The difference between the two parts is the value of:

|(A[0] + A[1] + ... + A[P − 1]) − (A[P] + A[P + 1] + ... + A[N − 1])|

Write a function:

int solution(int A[], int N);

that, given a non-empty zero-indexed array A of N integers, returns the minimal difference that can be achieved.

Complexity:

• expected worst-case time complexity is \$\mathcal{O}(N)\$;
• expected worst-case space complexity is \$\mathcal{O}(N)\$, beyond input storage (not counting the storage required for input arguments).

Here is my code..

import java.util.ArrayList;
import java.util.Collections;
import java.util.List;

public class TapeEquilibium {

    public static void main(String[] args) {
        int[] a = {3,1,2,4,3};
        System.out.println(solution(a));
    }


    public  static int solution(int[] A){

        long totalSum = 0;

        List<Holder> list = new ArrayList<TapeEquilibium.Holder>();
        for(int i=0;i<A.length;i++){
            totalSum = totalSum + A[i];
        }
        long start = A[0];
        for(int i=1;i<A.length;i++){
            Holder holder = new Holder(i,Math.abs((2*start)-totalSum));
            list.add(holder);
            start = start+A[i];
        }

        Collections.sort(list);

        return (int)(list.get(0).sum); 

    }

    static class Holder implements Comparable<Holder>{

        int p;
        long sum;

        public Holder(int p, long sum){
            this.p = p;
            this.sum = sum;
        }

        public int compareTo(Holder o) {
            if(this == o) return 0;
            else{
                return new Long(this.sum).compareTo(new Long(o.sum));
            }
        }
    }
}

Answer 1

Time complexity

The solution doesn't meet the required \$O(N)\$ complexity. Can you spot why?

Collections.sort(list);

As it stands, the time complexity of your implementation is \$O(N\log N)\$. To get the minimum element of a collection, do you really need to sort all the elements?

Unused values, unnecessary complication

The p field of Holder is not used in the compareTo implementation. In general, it's suspicious when a class implements Comparable but compareTo doesn't use all the fields of the class. In fact this field is not used anywhere in the program. So you can simplify by removing it. And once this field is gone, Holder will have only one field left. A class with a single field in it is highly suspicious. Is it really useful?
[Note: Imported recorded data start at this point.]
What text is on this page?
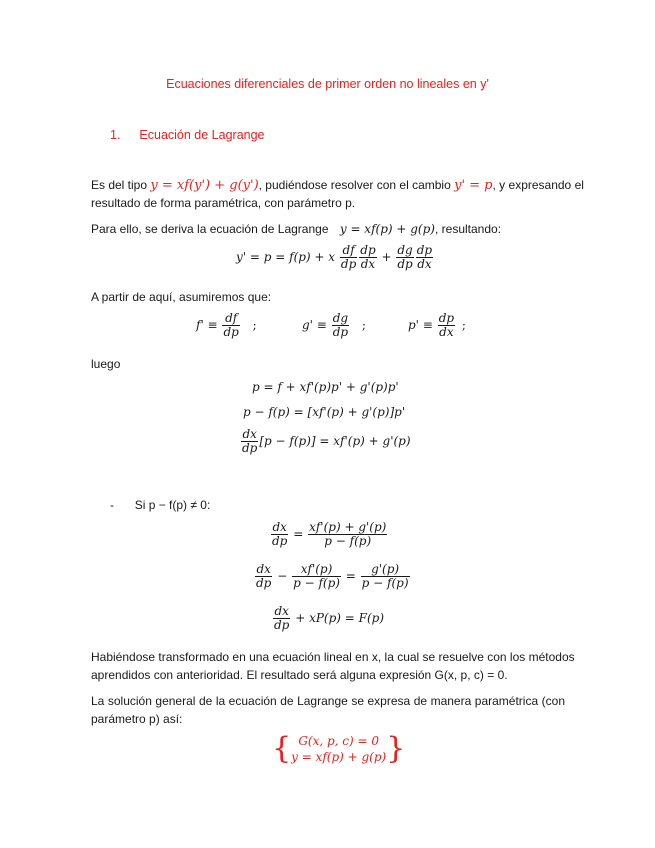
Ecuaciones diferenciales de primer orden no lineales en y'
1. Ecuación de Lagrange
Es del tipo y = xf(y') + g(y'), pudiéndose resolver con el cambio y' = p, y expresando el
resultado de forma paramétrica, con parámetro p.
Para ello, se deriva la ecuación de Lagrange y = xf(p) + g(p), resultando:
y' = p = f(p) + x $\frac{df}{dp} \frac{dp}{dx} + \frac{dg}{dp} \frac{dp}{dx}$
A partir de aquí, asumiremos que:
$f' \equiv \frac{df}{dp}$ ;	$g' \equiv \frac{dg}{dp}$ ;	$p' \equiv \frac{dp}{dx}$ ;
luego
p = f + xf'(p)p' + g'(p)p'
p − f(p) = [xf'(p) + g'(p)]p'
$\frac{dx}{dp} [p - f(p)] = xf'(p) + g'(p)$
- Si p − f(p) ≠ 0:
$\frac{dx}{dp} = \frac{xf'(p) + g'(p)}{p - f(p)}$
$\frac{dx}{dp} - \frac{xf'(p)}{p - f(p)} = \frac{g'(p)}{p - f(p)}$
$\frac{dx}{dp} + xP(p) = F(p)$
Habiéndose transformado en una ecuación lineal en x, la cual se resuelve con los métodos
aprendidos con anterioridad. El resultado será alguna expresión G(x, p, c) = 0.
La solución general de la ecuación de Lagrange se expresa de manera paramétrica (con
parámetro p) así:
{ G(x, p, c) = 0
y = xf(p) + g(p) }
With Holder eliminated, the implementation can become much simpler, cleaner and faster.

Answer 2

You don't need to keep all differences in an array to find the minimum afterwards. Just keep a left and right sum and update the minimum difference whenever you find a smaller difference.

Here is a Python/pseudo-code solution for this, from which it should become clear what I mean (unfortunately I don't know any Java :( ).

def solution(A):
     left_sum = 0 
     right_sum = sum(A)
     min_diff = abs(left_sum - right_sum)
     for a in A:
         left_sum += a
         right_sum -= a
         temp_diff = abs(left_sum - right_sum)
         if temp_diff < min_diff:
             min_diff = temp_diff
     return min_diff

This has a time complexity of \$\mathcal{O}(2N)\$, because it needs to go over the array once to get the initial sum and once again to find all differences. It has a space complexity of \$\mathcal{O}(1)\$ (neglecting the input array), in contrast to your \$\mathcal{O}(N)\$ solution.